One of the projects I've been building uses Claude to generate rich HTML artefacts — financial reports, projections, scenario analyses — triggered via MCP tool calls and automation workflows.

Generating the content was the easier part. The harder question was:

Where do these artefacts actually live once they're generated?

They need a URL, a security boundary, a controlled publish mechanism, and a way for Claude to trigger the whole thing without a human in the loop.

The answer was a dedicated hosting service, separate from the main application.

The First Decision: Subdomain Isolation

The most important architectural choice was hosting artefacts on a separate subdomain, rather than inline with the main app.

The reason comes down to browser security boundaries.

Subdomains do not share cookies, session tokens, or auth state with the parent domain.
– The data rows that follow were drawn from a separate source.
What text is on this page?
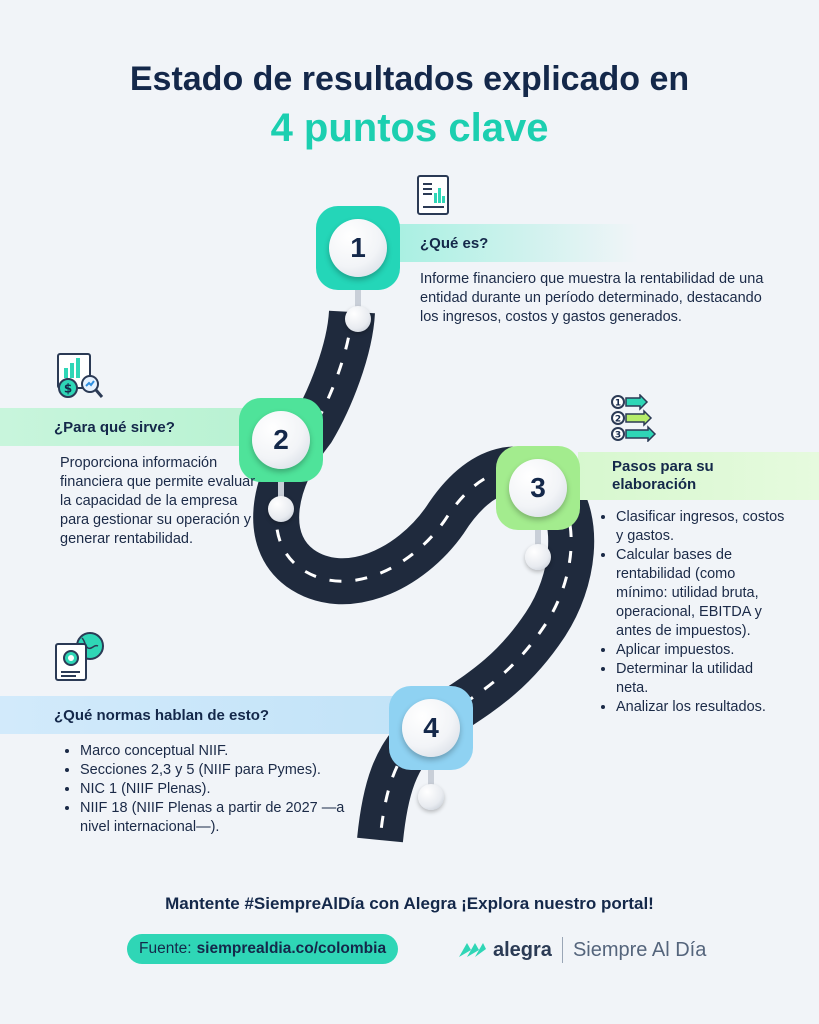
Estado de resultados explicado en
4 puntos clave
¿Qué es?
1
Informe financiero que muestra la rentabilidad de una entidad durante un período determinado, destacando los ingresos, costos y gastos generados.
¿Para qué sirve?	2
$
Proporciona información financiera que permite evaluar la capacidad de la empresa para gestionar su operación y generar rentabilidad.
Pasos para su elaboración
3
1
2
3
• Clasificar ingresos, costos y gastos.
• Calcular bases de rentabilidad (como mínimo: utilidad bruta, operacional, EBITDA y antes de impuestos).
• Aplicar impuestos.
• Determinar la utilidad neta.
• Analizar los resultados.
¿Qué normas hablan de esto?	4
• Marco conceptual NIIF.
• Secciones 2,3 y 5 (NIIF para Pymes).
• NIC 1 (NIIF Plenas).
• NIIF 18 (NIIF Plenas a partir de 2027 —a nivel internacional—).
Mantente #SiempreAlDía con Alegra ¡Explora nuestro portal!
Fuente: siemprealdia.co/colombia	alegra Siempre Al Día
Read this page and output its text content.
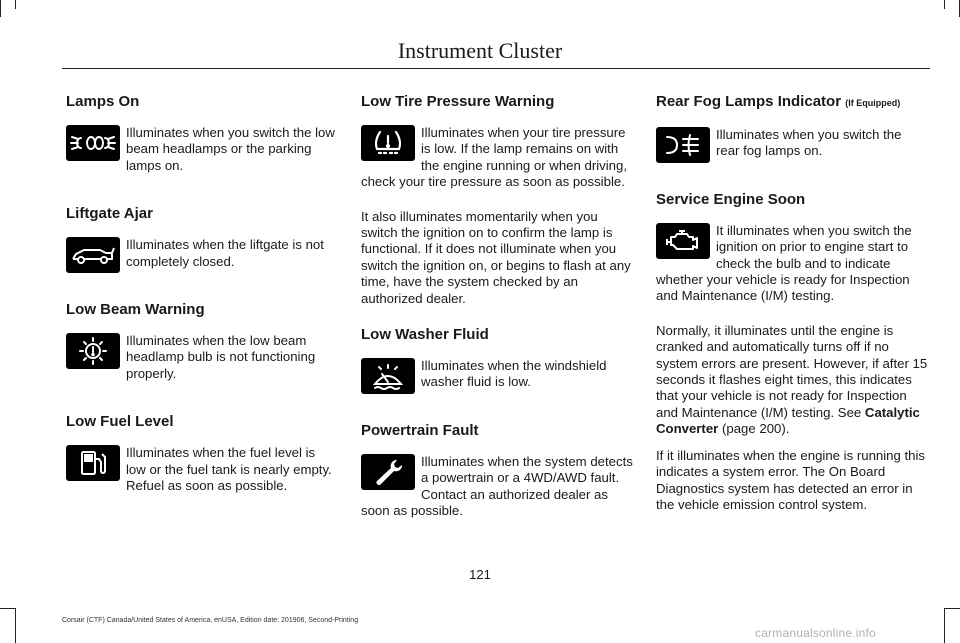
Instrument Cluster
Lamps On
Illuminates when you switch the low beam headlamps or the parking lamps on.
Liftgate Ajar
Illuminates when the liftgate is not completely closed.
Low Beam Warning
Illuminates when the low beam headlamp bulb is not functioning properly.
Low Fuel Level
Illuminates when the fuel level is low or the fuel tank is nearly empty. Refuel as soon as possible.
Low Tire Pressure Warning
Illuminates when your tire pressure is low. If the lamp remains on with the engine running or when driving, check your tire pressure as soon as possible.
It also illuminates momentarily when you switch the ignition on to confirm the lamp is functional. If it does not illuminate when you switch the ignition on, or begins to flash at any time, have the system checked by an authorized dealer.
Low Washer Fluid
Illuminates when the windshield washer fluid is low.
Powertrain Fault
Illuminates when the system detects a powertrain or a 4WD/AWD fault. Contact an authorized dealer as soon as possible.
Rear Fog Lamps Indicator (If Equipped)
Illuminates when you switch the rear fog lamps on.
Service Engine Soon
It illuminates when you switch the ignition on prior to engine start to check the bulb and to indicate whether your vehicle is ready for Inspection and Maintenance (I/M) testing.
Normally, it illuminates until the engine is cranked and automatically turns off if no system errors are present. However, if after 15 seconds it flashes eight times, this indicates that your vehicle is not ready for Inspection and Maintenance (I/M) testing. See Catalytic Converter (page 200).
If it illuminates when the engine is running this indicates a system error. The On Board Diagnostics system has detected an error in the vehicle emission control system.
121
Corsair (CTF) Canada/United States of America, enUSA, Edition date: 201906, Second-Printing
carmanualsonline.info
An artefact served from a dedicated subdomain cannot read or influence anything running on the main application.

This matters because the artefacts are user-facing HTML. Hosting them on a separate subdomain removes a whole class of potential issues at the infrastructure level, before any application-layer controls even come into play.

It's the kind of decision that feels obvious in hindsight, but it's easy to skip when you're moving fast.

Two Authentication Paths

Different clients need different auth models, so the service supports two.

OAuth 2.1 with PKCE

For browser-based contexts, the service implements a standard authorisation code flow with PKCE. It also supports dynamic client registration and server metadata discovery, which means clients can connect without any manual configuration step.

API Keys

For server-to-server integrations — automation platforms, desktop clients, scripted workflows — the service accepts bearer tokens. These are stored securely and never logged in plaintext.

Why Both?

Browser contexts need a redirect-based flow. Server contexts need a simple token. Forcing one model on the other creates unnecessary friction.

The nice part is that once either path resolves, the rest of the application sees the same internal auth context. The business logic does not need to care how the client authenticated.

Each artefact also records which credential created it. Only the originating credential can delete it — a small but useful ownership boundary in a multi-client setup.

MCP Integration

The service exposes an MCP server over HTTP, with two tools:

publish_artefact — accepts HTML content, stores it, returns a public URL
delete_artefact — removes an artefact by ID

Both authentication paths work transparently through the MCP layer. From Claude's perspective, the tool call looks the same regardless of how it authenticated.

From the user's perspective, the interaction collapses to:

User: Publish this report.

Claude: Done. Here's the link.

No manual steps. No copy-pasting. No upload workflow.

Security Approach

Letting an AI assistant publish HTML to production is only reasonable if the served HTML can't do anything unexpected.

The approach here is layered:

Subdomain isolation keeps artefacts separate from application state
HTML sanitisation runs on every artefact before it's stored, stripping anything unsafe
A strict Content Security Policy means served pages cannot load external resources or make network requests — artefacts can render content, but they're completely isolated from the network
Rate limiting prevents runaway automations from flooding the service
Payload caps keep individual artefacts within a reasonable size bound
Soft delete retains artefacts with a deletion timestamp before permanent removal, giving a recovery window if something is removed in error

The goal isn't to anticipate every possible attack. It's to make the default behaviour safe — publish content, serve it, nothing else.

Tech Stack Decisions

Express, not Next.js

This service has no React components. It's a pure API plus an artefact renderer. Express is leaner and the right tool here.

Supabase

PostgreSQL handles artefact metadata. Object storage handles the HTML blobs. Both are managed, which keeps operational overhead low.

Upstash Redis

Used for rate limiting. Works well in a serverless-adjacent environment because it operates as an external service rather than a persistent process.

Pino

Structured JSON logging. Every log line carries enough context to trace a request end-to-end without needing to correlate multiple sources.

Railway

Auto-deploys on push to main. Simple, low-maintenance, and it just works for a Node.js service.

Project Structure

The codebase is split into five layers:

routes/       — artefacts, view, mcp, oauth
middleware/   — auth, rateLimit, requestId, securityHeaders
mcp/          — server, auth, tools
oauth/        — metadata, registration, authorize, token
services/     — storage, sanitiser

Each layer has a single responsibility. The MCP tools call into the same service functions that the REST routes use — no duplicated logic across the two interfaces.

What This Enables

An automation workflow or an AI assistant can trigger a publish and get back a URL in a single round-trip. No developer in the loop. No manual steps.

The thing that makes this safe to run at production scale is intentional narrowness.

The service can publish HTML. It can't execute it, it can't touch other infrastructure, and it can't do anything beyond its defined surface area.

That constraint is the design. Everything else follows from it.